Homeless Boneyard

The homeless lie on bare mattresses and rumpled blankets beneath the A/C/E subway lines using cardboard boxes and crates as furniture. Their lives fall somewhere between harsh inescapable reality and whimsical drug induced fantasies filled with ghosts from their past. This pit of despair beckons to an articulate young college professor named Lambert (Clinton Faulkner) who says his heartbreak over a failed relationship has brought him to this place. However, his fellow sufferers believe there is more to his story. Leslie Lee’s bleak drama, The Book of Lambert is a strong, unflinching character study of six souls wasting their lives away in the shadowy corners of a subway station. When the play opens, each character stirs in his or her sleep, eventually stretching to life to reveal the events of the past that have anchored their present. The obstacles range from small faraway memories to unsettled insecurities to the most debilitating – neglect and disapproval from unloving parents.

The first act shows the depths to which each person has sunk while the second half provides some much needed hope, focusing on the characters' determination to break whatever it is that has chained them.

Joresa Blount plays a young pregnant woman named Bonnie who possesses hard edges but also a sympathetic center. She is prickly towards the world but still hopeful about getting back into it.

Sadrina Johnson gives a unique twist to Priscilla, an exotic dancer who has been used up and thrown out. Johnson is over-the-top when indulging in Princilla’s reckless wild side, but finds a poignant note of somber clarity when the fun winds down, forcing Pricilla to face herself.

The elders of the group, Otto and Zinth, are played by impressive stage veterans Arthur French and Gloria Sauvé respectively, each expertly capturing the nuances of a passionless marriage and the futility of enduring a doomed life merely waiting for its end.

And finally, there is Clancy (Howard L. Wieder), a self-professed “obstacle police” who tickets people and objects that obstruct anything from sunlight pouring through a window to boxes blocking cars from driving down the street. Clancy pretends to just be visiting until Lambert furiously and violently confronts him.
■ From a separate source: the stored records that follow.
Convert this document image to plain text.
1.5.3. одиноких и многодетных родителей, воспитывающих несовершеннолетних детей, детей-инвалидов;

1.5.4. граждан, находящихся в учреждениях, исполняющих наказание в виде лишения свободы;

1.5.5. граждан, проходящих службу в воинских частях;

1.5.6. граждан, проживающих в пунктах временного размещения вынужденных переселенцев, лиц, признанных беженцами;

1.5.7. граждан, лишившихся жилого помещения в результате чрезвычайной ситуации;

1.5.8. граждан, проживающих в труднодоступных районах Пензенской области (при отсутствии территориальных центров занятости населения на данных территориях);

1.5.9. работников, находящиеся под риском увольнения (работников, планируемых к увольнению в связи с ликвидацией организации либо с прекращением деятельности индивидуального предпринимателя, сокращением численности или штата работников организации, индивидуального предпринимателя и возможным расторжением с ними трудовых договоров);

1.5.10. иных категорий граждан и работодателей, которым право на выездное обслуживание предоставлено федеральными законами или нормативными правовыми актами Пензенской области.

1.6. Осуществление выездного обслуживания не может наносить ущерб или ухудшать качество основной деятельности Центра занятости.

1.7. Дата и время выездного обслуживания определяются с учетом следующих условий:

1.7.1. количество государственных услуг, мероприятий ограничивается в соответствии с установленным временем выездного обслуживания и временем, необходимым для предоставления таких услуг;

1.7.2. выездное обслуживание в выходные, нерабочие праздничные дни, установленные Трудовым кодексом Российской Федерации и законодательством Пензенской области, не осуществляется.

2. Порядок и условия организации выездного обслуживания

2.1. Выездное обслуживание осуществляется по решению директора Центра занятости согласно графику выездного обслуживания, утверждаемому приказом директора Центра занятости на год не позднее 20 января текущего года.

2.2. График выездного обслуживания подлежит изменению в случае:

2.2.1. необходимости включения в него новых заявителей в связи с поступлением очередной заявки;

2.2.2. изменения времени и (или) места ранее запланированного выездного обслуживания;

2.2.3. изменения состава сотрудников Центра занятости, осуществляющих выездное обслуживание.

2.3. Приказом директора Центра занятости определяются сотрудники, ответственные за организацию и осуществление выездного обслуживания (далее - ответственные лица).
With the eloquent phrasing of a polished academic he demands, “Tell me about the pain that has rotted your cerebellum and brought you to this homeless boneyard.”

But a poetic vernacular is not the only attribute distinguishing Lambert from the others in his company. His comrades clothe themselves in torn sweaters and unraveling rags, while Lambert is dressed in a stiff white-collared shirt half tucked inside of his slacks with a loosely knotted tie still dangling from his neck. It would appear that this man walked straight from a university classroom to a cardboard box.

Though everyone in the subway station has a story, Lambert’s situation is the only one that begs the question, “Why?” The others ended up in their miserable predicament through understandable means: broken homes, bad choices, and addictions to drugs. But Lambert chose this life, and continues to choose it with each new day. He has the best chance of leaving. The fact that he doesn’t is the tightly wound mystery at the heart of the story.

With this sizeable heaping of heavy subject matter, The Book of Lambert could easily feel as weighty as its characters' troubles. Fortunately, Lee keeps the action fast-paced, colorful, and at times even humorous.

Though the characters' obstacles are large and seemingly unresolvable, the play does conclude with a ray of promise. Those willing to face and conquer their problems have the potential to one day reclaim the lives and return to the light.